El Madrid escondía sus cartas, toda la atención estaba en las salidas mientras el mercado de incorporaciones no estaba cerrado de puertas hacia dentro. Eran habas contadas, tras Xabi Alonso no llegarían más; la salida de dos jugadores dejaba un plantel de 25, tantos profesionales como fichas federativas con Adam como tercer portero con ficha del filial. Nada que ver con la planificación, que camina por otros derroteros.
Saldrán todos los que estén con ofertas ajustadas a las peticiones del Madrid. Si se diese el casual de que las ofertas llegarán, la plantilla tendería más a 20 jugadores que a 25. La idea es dar paso al filial, dejar fichas libres y hacer caja para compensar una balanza de compra – venta que promete sentar cátedra para bien o para mal.
Llega el momento Ribery. El partido contra Islas Feroe fueron tres puntos para Francia y poco más; tuvo mayor significado para el Bayern que para los blues. Está en plena guerra fría con los bávaros, nada es lo que parece pero todo es cierto.
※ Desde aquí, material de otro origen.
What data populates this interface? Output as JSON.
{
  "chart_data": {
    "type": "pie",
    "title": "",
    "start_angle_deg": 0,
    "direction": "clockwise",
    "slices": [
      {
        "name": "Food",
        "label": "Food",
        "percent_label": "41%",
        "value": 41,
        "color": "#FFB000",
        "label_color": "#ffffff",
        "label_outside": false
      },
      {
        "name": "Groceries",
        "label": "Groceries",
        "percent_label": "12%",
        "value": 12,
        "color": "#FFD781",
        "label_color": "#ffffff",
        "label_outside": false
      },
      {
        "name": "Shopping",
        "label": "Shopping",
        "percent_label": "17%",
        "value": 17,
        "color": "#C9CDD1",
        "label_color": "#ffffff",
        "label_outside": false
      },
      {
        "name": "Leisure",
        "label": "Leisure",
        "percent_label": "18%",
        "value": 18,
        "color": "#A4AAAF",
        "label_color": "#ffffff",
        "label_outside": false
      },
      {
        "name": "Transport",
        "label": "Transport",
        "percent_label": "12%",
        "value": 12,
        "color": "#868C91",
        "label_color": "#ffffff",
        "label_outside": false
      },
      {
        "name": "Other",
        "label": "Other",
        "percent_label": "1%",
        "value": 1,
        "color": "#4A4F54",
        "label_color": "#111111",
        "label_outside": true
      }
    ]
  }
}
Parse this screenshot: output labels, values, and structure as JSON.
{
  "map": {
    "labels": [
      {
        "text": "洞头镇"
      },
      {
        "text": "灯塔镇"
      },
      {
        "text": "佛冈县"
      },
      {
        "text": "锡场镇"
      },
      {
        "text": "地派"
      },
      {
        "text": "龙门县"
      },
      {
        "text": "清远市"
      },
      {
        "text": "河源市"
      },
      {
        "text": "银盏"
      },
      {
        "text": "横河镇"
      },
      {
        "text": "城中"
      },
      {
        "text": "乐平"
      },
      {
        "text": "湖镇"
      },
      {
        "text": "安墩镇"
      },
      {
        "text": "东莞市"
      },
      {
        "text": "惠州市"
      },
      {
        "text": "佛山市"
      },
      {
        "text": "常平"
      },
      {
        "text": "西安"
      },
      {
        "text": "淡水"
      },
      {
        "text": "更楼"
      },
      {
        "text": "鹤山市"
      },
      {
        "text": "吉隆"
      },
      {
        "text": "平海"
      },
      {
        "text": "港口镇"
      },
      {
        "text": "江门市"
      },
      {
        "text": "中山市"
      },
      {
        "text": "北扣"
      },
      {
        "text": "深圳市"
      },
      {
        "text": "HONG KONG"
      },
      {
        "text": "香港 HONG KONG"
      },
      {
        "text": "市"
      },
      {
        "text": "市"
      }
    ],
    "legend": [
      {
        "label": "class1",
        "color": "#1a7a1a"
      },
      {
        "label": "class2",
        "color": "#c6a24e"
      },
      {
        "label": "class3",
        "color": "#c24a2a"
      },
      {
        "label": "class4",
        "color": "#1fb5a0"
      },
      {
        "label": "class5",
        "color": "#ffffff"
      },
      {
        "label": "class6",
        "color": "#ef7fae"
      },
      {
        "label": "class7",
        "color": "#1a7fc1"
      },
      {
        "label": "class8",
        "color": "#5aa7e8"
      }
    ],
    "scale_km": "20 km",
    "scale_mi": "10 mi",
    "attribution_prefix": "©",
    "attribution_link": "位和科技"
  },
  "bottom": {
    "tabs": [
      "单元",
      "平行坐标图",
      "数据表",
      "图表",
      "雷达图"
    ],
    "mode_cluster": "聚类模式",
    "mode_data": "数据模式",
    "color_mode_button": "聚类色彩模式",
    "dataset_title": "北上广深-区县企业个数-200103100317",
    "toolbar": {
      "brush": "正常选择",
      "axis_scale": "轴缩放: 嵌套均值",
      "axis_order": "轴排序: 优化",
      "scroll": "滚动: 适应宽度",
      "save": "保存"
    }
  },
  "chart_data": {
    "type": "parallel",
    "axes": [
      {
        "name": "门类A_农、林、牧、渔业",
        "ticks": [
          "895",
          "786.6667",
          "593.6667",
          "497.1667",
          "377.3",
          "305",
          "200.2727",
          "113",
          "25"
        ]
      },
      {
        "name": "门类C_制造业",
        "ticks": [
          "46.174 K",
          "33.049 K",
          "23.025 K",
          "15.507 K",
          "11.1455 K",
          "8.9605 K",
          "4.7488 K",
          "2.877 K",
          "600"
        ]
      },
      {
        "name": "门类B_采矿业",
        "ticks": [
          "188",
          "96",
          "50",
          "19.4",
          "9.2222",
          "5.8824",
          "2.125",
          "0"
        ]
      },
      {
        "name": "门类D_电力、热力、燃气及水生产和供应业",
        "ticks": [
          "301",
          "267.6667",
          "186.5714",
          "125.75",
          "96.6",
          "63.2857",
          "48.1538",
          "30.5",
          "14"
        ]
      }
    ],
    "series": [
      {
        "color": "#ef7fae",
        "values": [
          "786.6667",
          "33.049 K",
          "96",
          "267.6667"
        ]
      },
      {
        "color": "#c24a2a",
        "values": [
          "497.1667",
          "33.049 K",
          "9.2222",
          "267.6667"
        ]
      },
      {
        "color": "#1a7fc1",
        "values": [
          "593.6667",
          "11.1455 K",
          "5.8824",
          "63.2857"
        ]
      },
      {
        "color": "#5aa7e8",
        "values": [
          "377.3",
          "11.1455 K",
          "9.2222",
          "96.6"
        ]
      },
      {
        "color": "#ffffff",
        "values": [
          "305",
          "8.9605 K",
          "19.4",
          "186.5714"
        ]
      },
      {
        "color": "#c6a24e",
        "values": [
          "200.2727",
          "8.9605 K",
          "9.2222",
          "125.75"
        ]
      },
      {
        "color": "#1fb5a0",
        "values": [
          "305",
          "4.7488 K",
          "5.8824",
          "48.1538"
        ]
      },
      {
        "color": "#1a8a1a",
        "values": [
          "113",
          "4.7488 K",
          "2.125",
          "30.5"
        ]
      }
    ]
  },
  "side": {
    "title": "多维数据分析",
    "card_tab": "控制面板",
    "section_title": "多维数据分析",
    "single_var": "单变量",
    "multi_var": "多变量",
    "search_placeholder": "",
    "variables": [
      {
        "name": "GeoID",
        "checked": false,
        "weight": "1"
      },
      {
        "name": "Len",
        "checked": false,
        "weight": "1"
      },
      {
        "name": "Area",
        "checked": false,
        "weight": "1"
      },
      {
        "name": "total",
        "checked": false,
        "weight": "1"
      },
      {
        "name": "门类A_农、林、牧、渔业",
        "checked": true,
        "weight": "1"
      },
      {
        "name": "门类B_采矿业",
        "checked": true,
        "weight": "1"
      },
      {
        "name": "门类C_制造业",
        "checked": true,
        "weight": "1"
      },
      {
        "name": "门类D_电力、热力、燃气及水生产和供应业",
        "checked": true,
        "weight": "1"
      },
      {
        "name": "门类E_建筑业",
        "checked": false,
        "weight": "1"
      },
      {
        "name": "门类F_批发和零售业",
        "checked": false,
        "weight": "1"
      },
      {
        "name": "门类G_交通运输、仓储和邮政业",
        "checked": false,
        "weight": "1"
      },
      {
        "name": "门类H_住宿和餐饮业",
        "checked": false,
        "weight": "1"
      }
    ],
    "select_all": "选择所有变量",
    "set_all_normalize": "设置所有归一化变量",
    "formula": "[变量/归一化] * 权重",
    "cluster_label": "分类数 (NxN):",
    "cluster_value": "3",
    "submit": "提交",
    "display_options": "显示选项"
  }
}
Van Gaal siempre apuesta por el colectivo, por el compromiso individual para conseguir los objetivos de grupo; no hay duda de que Scarface es imprescindible pero es el primero en decir vete si nota que un jugador no hace por estar. No quiere egoísmos, tampoco futbolistas que no vivan el fútbol con la máxima ambición.
Las ofertas por Sneijder y Robben son insuficientes. Más lejos queda Van der Vaart, por el que nadie apuesta. Su alta ficha y las pretensiones del Madrid hacen que esté lejos de ser objetivo de un equipo de primer nivel, único destino este donde el niño de Chiclana estaría dispuesto a perdonar para ganar. Sneijder es otro caso, tiene cartel pero la noche le confundió la temporada pasada. Los clubes huyen de este tipo de perfiles, se paga mucho y es un riesgo desmesurado. Puede rectificar, es joven y quiere ser importante. El Aston Villa no puede pagarle, el Inter tontea porque busca un ‘10’ aunque Deco sigue siendo el preferido a un precio más bajo que Wesley. Está complejo uno y otro pero los interistas no llegan a los números que salen en prensa. El destino puede ser Inglaterra, la idea es que Deco se vaya al Inter de Mourinho y Sneijder al Chelsea de Ancelloti. Hay otra opción.
Robben no tiene mercado de 36 millones de euros. Recuperar la inversión en el clan de los orange está imposible en un mercado que combina recesión con inflación. Es un puñal, un jugador para cambiar partidos, no hay otro como Arjen para ser el jugador número 12. Su cambio de ritmo y verticalidad, le hacen un jugador indiscutible para ganar partidos, un futbolista a tiempo parcial. Su trayectoria en el Madrid ha servido para saber que nunca juega 8 partidos seguidos, que en los partidos top le surgen lesiones de stress pero también para saber que no hay futbolista en el mundo que tenga los 30’ de Arjen. Esa es su batería por partido, un tiempo en el que hace lo que quiere con el adversario y esa es una ventaja indiscutible para el que quiera ganar de tres en tres.
La opción Eto’o es la baza que mueve a estas horas el Madrid. Fichar a Ribery, con 30 millones más los holandeses, Sneijder y Robben. Dos jugadores valorados por Van Gaal, siendo este de los que piensa que la suma de oranges es mejor que el francés. Se trata de ajustar salarios y costes, el Bayern, como el Inter, tensará la cuerda pero recuerden que el Madrid cuenta con una baza indiscutible, es año de Mundial y el banquillo asusta. Así le ocurrió a Eto’o, los holandeses lo tienen claro. Y todo esto no termina aquí, no crean que será un punto y final. Gago debería pensárselo porque puede que Ribery no sea el último.